Lo que pasa en zumba queda en zumba

El salón está listo y yo también. Tengo una remera gris de manga corta que solía quedarme bien y unas calzas negras ajustadísimas que cada vez que me saco me dejan una marca de la cadera al tobillo. Es la presión que me dice pará, no me aprietes más. Yo no paro. Estoy parada. Al fondo a la izquierda. En la última fila de las tres que se armaron en este lugar que es un subsuelo lleno de mujeres de treinta, de cuarenta, de cincuenta; enfrente, la pared hecha de espejo. Qué castigo, no quiero verme aquí ni así. En la primera fila una rubia de pelo suelto, una morocha de rulos desabridos atados en una colita, una tercera de rodete disfrutan. Yo las veo. Entonces suena la música y arranca la clase de zumba.

La profesora es una tromba marina. Bajita, maciza, tiene los muslos apelmazados y ese ritmo que se consigue cerca del mar. Ella y su cadera son una insolencia y se toca el cuerpo según las letras. Cada tanto llama a modelar y vocifera: “Vamos chicas, posen”. Yo miro todo el tiempo hacia el piso porque aún no lo consigo; no es vergüenza, hace meses que estoy desorientada; años atrás hubiera levantado la vista. Yo sabía bailar.
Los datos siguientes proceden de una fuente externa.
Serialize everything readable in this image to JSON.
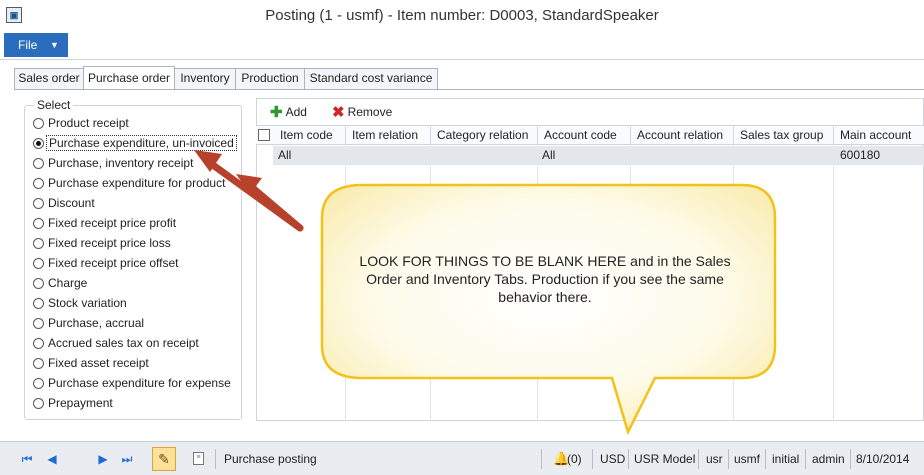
{
  "window": {
    "title": "Posting (1 - usmf) - Item number: D0003, StandardSpeaker",
    "app_icon": "ax-icon"
  },
  "ribbon": {
    "file_label": "File",
    "file_caret": "▼"
  },
  "tabs": [
    {
      "label": "Sales order"
    },
    {
      "label": "Purchase order",
      "active": true
    },
    {
      "label": "Inventory"
    },
    {
      "label": "Production"
    },
    {
      "label": "Standard cost variance"
    }
  ],
  "select": {
    "legend": "Select",
    "options": [
      {
        "label": "Product receipt"
      },
      {
        "label": "Purchase expenditure, un-invoiced",
        "checked": true
      },
      {
        "label": "Purchase, inventory receipt"
      },
      {
        "label": "Purchase expenditure for product"
      },
      {
        "label": "Discount"
      },
      {
        "label": "Fixed receipt price profit"
      },
      {
        "label": "Fixed receipt price loss"
      },
      {
        "label": "Fixed receipt price offset"
      },
      {
        "label": "Charge"
      },
      {
        "label": "Stock variation"
      },
      {
        "label": "Purchase, accrual"
      },
      {
        "label": "Accrued sales tax on receipt"
      },
      {
        "label": "Fixed asset receipt"
      },
      {
        "label": "Purchase expenditure for expense"
      },
      {
        "label": "Prepayment"
      }
    ]
  },
  "toolbar": {
    "add_label": "Add",
    "remove_label": "Remove"
  },
  "grid": {
    "columns": [
      "Item code",
      "Item relation",
      "Category relation",
      "Account code",
      "Account relation",
      "Sales tax group",
      "Main account"
    ],
    "rows": [
      [
        "All",
        "",
        "",
        "All",
        "",
        "",
        "600180"
      ]
    ]
  },
  "callout": {
    "text": "LOOK FOR THINGS TO BE BLANK HERE and in the Sales Order and Inventory Tabs.  Production if you see the same behavior there.",
    "fill_color": "#fdf6c8",
    "border_color": "#f2c21b",
    "arrow_color": "#c0392b"
  },
  "statusbar": {
    "posting_label": "Purchase posting",
    "notifications": "(0)",
    "currency": "USD",
    "model": "USR Model",
    "user_code": "usr",
    "company": "usmf",
    "partition": "initial",
    "user": "admin",
    "date": "8/10/2014"
  }
}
Y hoy la angustia es peor. Arriba de este sótano, en las calles, miles de mujeres, desde la adolescencia en adelante, marchan por las consignas del feminismo: basta de matar, basta de discriminar, mismo puesto mismo salario, la maternidad no es obligación, las tareas de cuidado también son masculinas, el cuerpo no es cosa, no es cosa para ser controlada, no es cosa para ser exhibida y yo cruzo las manos para tocarme la cola al ritmo de ese diálogo que repite “Mami yo soy bueno/ papi tú eres malo”. Tarareo para adentro. Los reclamos tan actuales y las cantantes que siguen con lo mismo: Karina acusa “sinvergüenza” y después “atorrante”, y Tini canta una que sabemos todas: “Para salir de fiesta/ bailando reggaetón en cámara lenta/ le metemos cumbia, la que revienta/ pónmela lenta/pónmela lenta/ ¡Pará!”. Pero sigo, porque me lleva el ritmo, porque me gusta, porque yo bailé siempre canciones como estas. No es fácil cambiar todo al mismo tiempo.

Las tres de la primera fila son un espectáculo. Las envidio. Siguen las coreografías sin errores, a mí el cuerpo no me acompaña, y además no les importa. ¿En qué estoy pensando? Me digo: ¡bailá! nadie va a pensar que sos machista porque meneás hasta abajo. Ellas, en cambio, son reinas: se miran al espejo y abren la boca en una mímica exagerada cuando cantan “quiero hacerte el amor, pero el amor de mi vida”, se levantan la remera como si fuera una minifalda en un gesto tremendamente sexual que no funciona, hacen temblar sus pechos con un movimiento de hombros como diciendo, como la cantante del tema, sí, esto es lo que te perdiste. El cuerpo es un trofeo. Dale, mírame que estoy mejor ahora. Ninguna de las tres para. Mano para adelante, cola para atrás, repiqueteo y pasito y pasito a la derecha con un brazo en dirección a la oreja y el otro en la cintura y después lo mismo, pero a contramano y mirame, pero ya no me podés tocar porque “me resultaron falsas toditas tus palabras”. Una sentadilla y medio giro y una vez más y los ojos clavados en el espejo para morderse el labio inferior cuando la música lo que dice es que la mujer quiere más de lo que el hombre le da. “Ojalá no te hagan lo que me hiciste aquella vez, ojalá que te arrepientas y que quieras volver”. ¿Existe una forma feminista de bailar? Me siento culpable.

Unas canciones más tarde la clase termina. En el sótano no hay una sola ventana ni tampoco aire fresco pero el encierro me funciona: lo que pasa acá se queda acá. Eso pienso. Afuera, en el mundo, el resto. Yo me calzo la campera negra que me tapa por completo, recojo del suelo mi botella de plástico rojo y vuelvo a casa. Y repito: aquí no ha pasado nada.